Brownback is hitting back. Citing Davis’ vote against the spending bill that included the elimination of certain job protections for teachers, he accuses the Democrat of being the one who is standing in the way of classroom funding. “I love education! I love teachers! Teachers are transformers. They transform people’s lives,” he trumpeted at an education-themed press conference in Topeka in late August. He implored his allies, “Help us carry this message on forward. I’ve been putting money ineducation. My opponent’s been voting against putting money in education … That’s wrong.”
‘We had absolutely no say. We had no representation on the board … Our governor doesn’t listen anyway.’
Allan Lindfors
mayor, Marquette
Whatever happens now, it’s too late for Marquette Elementary. The school traced its origins to a wooden schoolhouse built soon after the town’s 1874 founding by Civil War veterans and Swedish immigrants. (The town was named for Marquette, Michigan, from which some prominent early residents hailed, hence the Wolverine mascot.) The school remained a point of pride and an economic engine. Its 12 teachers and staffers supported local businesses, and the presence of a well-regarded public school helped draw new residents — no small thing in a town that has resorted to giving free land to anyone willing to build a house there. The current school building is still featured on a mural at the end of Washington Street representing the town’s five values: education, religion, fellowship, civic pride and agribusiness.
The end came in a 90-minute meeting of the school board in Lindsborg on a cold February night. Residents pleaded with the board to reconsider. A Marquette rancher brought in a lawyer from the neighboring county of Ellsworth to propose alternate plans that might keep the school open, including transferring Lindsborg students in lower grades to Marquette. Some noted that, in a fit of irony, their school had only days before been recognized among the top 5 percent of elementary schools in the state on reading and math scores. The final vote to close the school was 6-1.
As the new school year began in August, former Marquette Elementary students packed up to go to new schools, mainly in Little River, about 20 miles south. (Many parents refuse to send their kids to the closer school in Lindsborg, still angry over the Lindsborg-dominated board’s decision.) There are a lot of adjustments to make: Classes are bigger. For many students, it was the first time they had been on a school bus. Some parents worry that their children will be discriminated against because they come from a small farm community, said the town’s mayor, Allan Lindfors.
Economically, the closing has put the town on shaky ground. The beauty shop, once frequented by schoolteachers who have now moved to other districts, has closed. Skye Farris, who runs a local day care, said some clients are moving their younger children to other facilities closer to their older kids’ new schools.

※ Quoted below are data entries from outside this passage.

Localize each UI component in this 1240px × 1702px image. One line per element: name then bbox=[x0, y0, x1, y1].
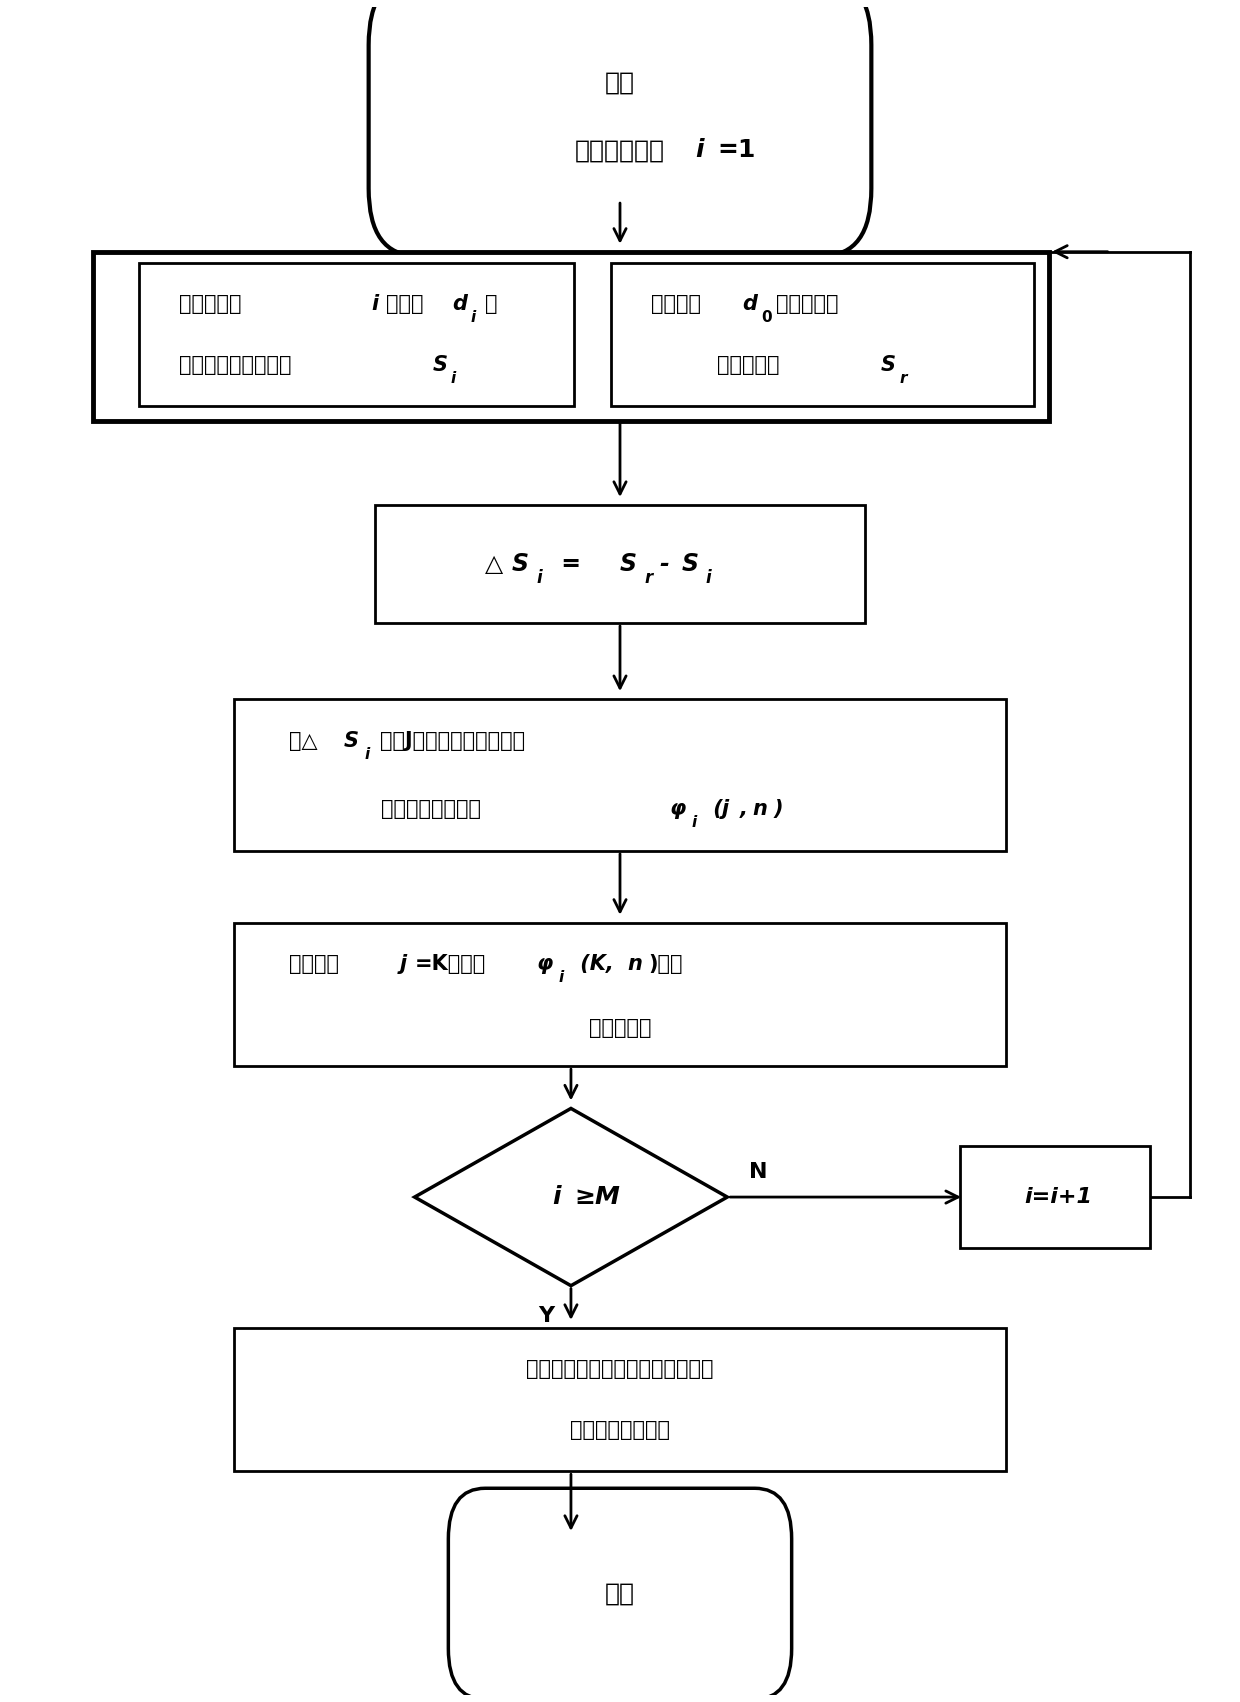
Text: 检测编号为: 检测编号为 bbox=[179, 294, 241, 315]
Text: i: i bbox=[559, 970, 564, 985]
Text: i: i bbox=[537, 568, 542, 587]
Text: 得到信号：: 得到信号： bbox=[718, 354, 780, 374]
Text: 的: 的 bbox=[485, 294, 497, 315]
Text: =K，找出: =K，找出 bbox=[415, 955, 486, 974]
Text: i: i bbox=[696, 138, 704, 162]
Text: 检测厚为: 检测厚为 bbox=[651, 294, 701, 315]
Text: i: i bbox=[371, 294, 378, 315]
Text: d: d bbox=[453, 294, 467, 315]
Text: r: r bbox=[899, 371, 906, 386]
Text: (: ( bbox=[706, 798, 723, 819]
Text: i: i bbox=[451, 371, 456, 386]
Bar bbox=[93, 252, 1049, 420]
Text: )中的: )中的 bbox=[649, 955, 683, 974]
Text: S: S bbox=[345, 732, 360, 751]
Text: △: △ bbox=[485, 551, 503, 575]
Text: S: S bbox=[620, 551, 637, 575]
Bar bbox=[234, 1328, 1006, 1472]
Text: 对△: 对△ bbox=[289, 732, 317, 751]
Text: 小波系数的相位谱: 小波系数的相位谱 bbox=[381, 798, 481, 819]
Text: i: i bbox=[470, 310, 476, 325]
Text: ，厚为: ，厚为 bbox=[386, 294, 423, 315]
FancyBboxPatch shape bbox=[368, 0, 872, 255]
Bar bbox=[139, 262, 574, 407]
Text: N: N bbox=[749, 1162, 768, 1181]
Bar bbox=[374, 505, 866, 623]
Text: i=i+1: i=i+1 bbox=[1024, 1186, 1092, 1207]
FancyBboxPatch shape bbox=[449, 1488, 791, 1699]
Text: ≥M: ≥M bbox=[574, 1185, 620, 1208]
Text: S: S bbox=[681, 551, 698, 575]
Text: j: j bbox=[722, 798, 729, 819]
Text: 标准试件得到信号：: 标准试件得到信号： bbox=[179, 354, 291, 374]
Text: S: S bbox=[512, 551, 529, 575]
Text: 启动: 启动 bbox=[605, 71, 635, 95]
Text: 指定尺度: 指定尺度 bbox=[289, 955, 339, 974]
Text: ): ) bbox=[774, 798, 782, 819]
Text: 标准试件编号: 标准试件编号 bbox=[575, 138, 665, 162]
Text: -: - bbox=[660, 551, 670, 575]
Text: d: d bbox=[743, 294, 758, 315]
Text: S: S bbox=[433, 354, 448, 374]
Text: 根据厚度和相位跃变点的实验数据: 根据厚度和相位跃变点的实验数据 bbox=[526, 1360, 714, 1379]
Text: ,: , bbox=[740, 798, 748, 819]
Text: =1: =1 bbox=[717, 138, 755, 162]
Bar bbox=[611, 262, 1034, 407]
Text: 0: 0 bbox=[761, 310, 771, 325]
Text: 相位跃变点: 相位跃变点 bbox=[589, 1018, 651, 1038]
Text: r: r bbox=[645, 568, 652, 587]
Text: 的参考试件: 的参考试件 bbox=[776, 294, 838, 315]
Text: φ: φ bbox=[537, 955, 553, 974]
Text: n: n bbox=[627, 955, 642, 974]
Bar bbox=[234, 922, 1006, 1065]
Text: 制作厚度标定曲线: 制作厚度标定曲线 bbox=[570, 1419, 670, 1440]
Text: i: i bbox=[553, 1185, 562, 1208]
Text: 进行J层复小波变换，得到: 进行J层复小波变换，得到 bbox=[379, 732, 525, 751]
Bar bbox=[234, 700, 1006, 851]
Text: i: i bbox=[706, 568, 712, 587]
Polygon shape bbox=[414, 1108, 728, 1285]
Text: (K,: (K, bbox=[573, 955, 614, 974]
Text: 结束: 结束 bbox=[605, 1581, 635, 1605]
Text: i: i bbox=[365, 747, 371, 762]
Text: j: j bbox=[399, 955, 407, 974]
Text: S: S bbox=[882, 354, 897, 374]
Text: =: = bbox=[553, 551, 589, 575]
Text: n: n bbox=[753, 798, 768, 819]
Text: i: i bbox=[691, 815, 697, 831]
Text: Y: Y bbox=[538, 1305, 554, 1326]
Text: φ: φ bbox=[670, 798, 686, 819]
Bar bbox=[960, 1147, 1151, 1248]
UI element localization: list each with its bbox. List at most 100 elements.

Those signs of trouble have frustrations running high. “We had absolutely no say,” Lindfors said. “We had no representation on the board.” Asked if the town council considered appealing the closure at a higher level in the state, the mayor shrugged. “Our governor doesn’t listen anyway.”
On the contrary, Topeka is very sensitive to the anger in places like Marquette that fear their schools might be next. Lawmakers just aren’t sure what to do. Fearful of a backlash, Republican lawmakers looking to cut education costs were advised last year to refer to consolidation proposals as “common-sense reorganization.”

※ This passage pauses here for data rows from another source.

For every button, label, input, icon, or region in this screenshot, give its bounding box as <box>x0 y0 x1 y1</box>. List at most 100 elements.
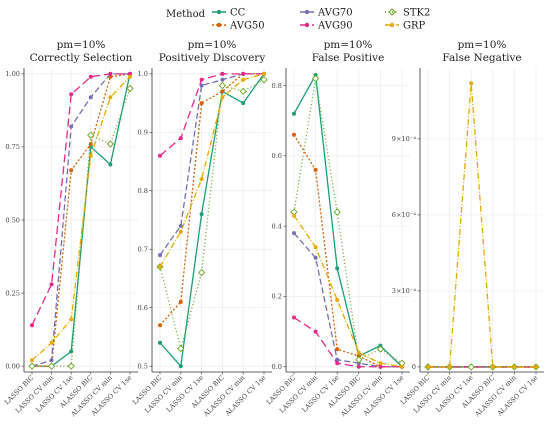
legend-key-marker <box>389 22 395 28</box>
legend-label-cc: CC <box>230 8 246 19</box>
ytick-label: 1.00 <box>5 70 20 78</box>
data-point <box>239 87 247 96</box>
ytick-label: 3×10⁻⁴ <box>392 287 417 295</box>
series-line-avg90 <box>31 73 130 326</box>
legend-key-marker <box>304 9 310 15</box>
data-point <box>30 323 34 328</box>
data-point <box>199 101 204 106</box>
series-line-cc <box>293 74 403 368</box>
panel-title: pm=10% <box>188 39 237 51</box>
panel-subtitle: Correctly Selection <box>30 52 133 64</box>
data-point <box>490 364 495 369</box>
series-line-grp <box>31 76 131 361</box>
data-point <box>335 361 340 366</box>
legend-item-avg70: AVG70 <box>300 8 353 19</box>
data-point <box>69 168 74 173</box>
data-point <box>335 297 340 302</box>
data-point <box>262 71 266 76</box>
data-point <box>49 282 54 287</box>
data-point <box>178 136 183 141</box>
data-point <box>292 315 296 320</box>
series-stk2 <box>290 74 406 367</box>
data-point <box>67 362 75 370</box>
series-cc <box>292 73 404 369</box>
ytick-label: 0.75 <box>5 143 20 151</box>
data-point <box>88 74 93 79</box>
series-line-cc <box>159 73 265 367</box>
series-cc <box>158 71 266 369</box>
legend-key-marker <box>216 22 222 28</box>
data-point <box>292 213 296 218</box>
legend-label-grp: GRP <box>403 21 426 32</box>
panel-3: pm=10%False Positive0.00.20.40.60.8LASSO… <box>265 39 410 419</box>
ytick-label: 1.0 <box>138 70 149 78</box>
ytick-label: 0.00 <box>5 362 20 370</box>
data-point <box>158 264 162 269</box>
series-line-avg70 <box>293 232 402 368</box>
data-point <box>426 364 430 369</box>
series-line-grp <box>293 215 403 368</box>
data-point <box>356 350 361 355</box>
series-line-grp <box>159 73 265 268</box>
panel-subtitle: False Positive <box>312 52 385 64</box>
data-point <box>292 231 296 236</box>
data-point <box>467 363 475 371</box>
data-point <box>534 364 538 369</box>
ytick-label: 0.5 <box>138 362 149 370</box>
data-point <box>512 364 517 369</box>
series-line-stk2 <box>293 77 403 364</box>
legend-label-avg50: AVG50 <box>229 21 265 32</box>
series-avg70 <box>292 231 404 369</box>
legend-item-avg90: AVG90 <box>300 21 353 32</box>
legend-key-marker <box>304 22 310 28</box>
data-point <box>128 71 132 76</box>
data-point <box>199 77 204 82</box>
data-point <box>447 364 452 369</box>
panel-title: pm=10% <box>458 39 507 51</box>
xtick-label: ALASSO CV 1se <box>495 374 539 418</box>
series-avg70 <box>158 71 266 258</box>
series-avg50 <box>158 71 266 328</box>
legend-label-avg90: AVG90 <box>317 21 353 32</box>
series-avg90 <box>158 71 266 158</box>
data-point <box>241 71 246 76</box>
data-point <box>241 101 246 106</box>
data-point <box>178 299 183 304</box>
data-point <box>199 83 204 88</box>
legend-label-avg70: AVG70 <box>317 8 353 19</box>
panel-title: pm=10% <box>57 39 106 51</box>
data-point <box>220 95 225 100</box>
data-point <box>87 131 95 139</box>
panel-subtitle: False Negative <box>442 52 521 64</box>
data-point <box>126 84 134 93</box>
legend-label-stk2: STK2 <box>403 8 430 19</box>
series-line-stk2 <box>159 79 265 350</box>
data-point <box>108 95 113 100</box>
data-point <box>313 167 318 172</box>
data-point <box>30 358 34 363</box>
ytick-label: 0.6 <box>138 304 149 312</box>
ytick-label: 0.7 <box>138 246 149 254</box>
ytick-label: 0.8 <box>272 82 283 90</box>
ytick-label: 0.25 <box>5 289 20 297</box>
series-grp <box>158 71 266 269</box>
legend-key-marker <box>388 8 396 16</box>
data-point <box>108 71 113 76</box>
data-point <box>69 124 74 129</box>
data-point <box>178 229 183 234</box>
series-avg90 <box>30 71 132 328</box>
legend-item-grp: GRP <box>385 21 426 32</box>
data-point <box>128 74 132 79</box>
data-point <box>335 347 340 352</box>
series-grp <box>426 81 538 369</box>
data-point <box>400 364 404 369</box>
series-line-avg90 <box>159 73 264 157</box>
ytick-label: 0.6 <box>272 152 283 160</box>
ytick-label: 6×10⁻⁴ <box>392 211 417 219</box>
data-point <box>333 208 341 216</box>
data-point <box>197 268 206 277</box>
data-point <box>469 81 474 86</box>
data-point <box>158 323 162 328</box>
data-point <box>106 140 115 148</box>
legend: Method CC AVG50 AVG70 AVG90 STK2 GRP <box>166 8 430 32</box>
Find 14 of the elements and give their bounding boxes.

Brownback is in a similar position. “I oppose consolidation,” he told the Topeka crowd. “Lots of times for a town, if they lose their school, you just as well close the town up too. It’s just not going to work.” The line drew applause. Reporters chased the governor afterward, asking for his specific plan for avoiding additional school closures. He dodged the question and climbed into his waiting car. “It’s not really a policy decision,” his spokesman explained as the governor drove away.